Critical knowledge gaps exist concerning if and how northern regions can incorporate, adapt or develop practices as the acknowledged northward shift of the agricultural zone allows agricultural expansion, intensification and diversification.

The agricultural sector development must account for divergences between sustainable development goals addressing food security/self-sufficiency, mitigating CC and preserving biodiversity [effects of CC and LUC on carbon, nutrient and water cycles, while addressing negative (e.g., drought risk, diseases) and positive (e.g., crop diversification) impacts on agricultural production]

These require research capacities and site-specific, long-term agricultural experiments, currently scarce in the northern regions. Accounting for the multi-sectoral nature of the agri-food sector requires multi-disciplinary research and development along the entire agri-food value chains.

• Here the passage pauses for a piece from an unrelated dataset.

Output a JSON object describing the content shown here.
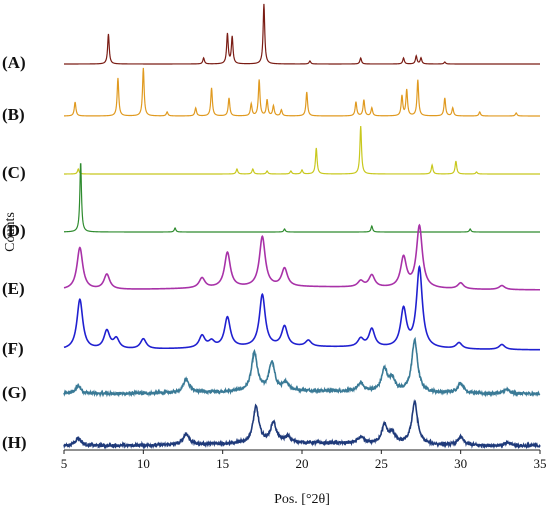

Development toward sustainable and resilient northern agri-food systems must avoid repeating the failures of agricultural practices in temperate and tropical regions that prioritize production over nature. Wherever northern agricultural expansion is considered necessary, development ought to guarantee the adoption of locally adapted plant varieties, sustainable agro-ecological and soil management practices.

An example is the possibility for conversion of marginal lands naturally low in organic matter to promote net carbon fixation while producing agricultural products. Contrastingly, protect organic carbon rich peatlands, while supporting adapted land use systems.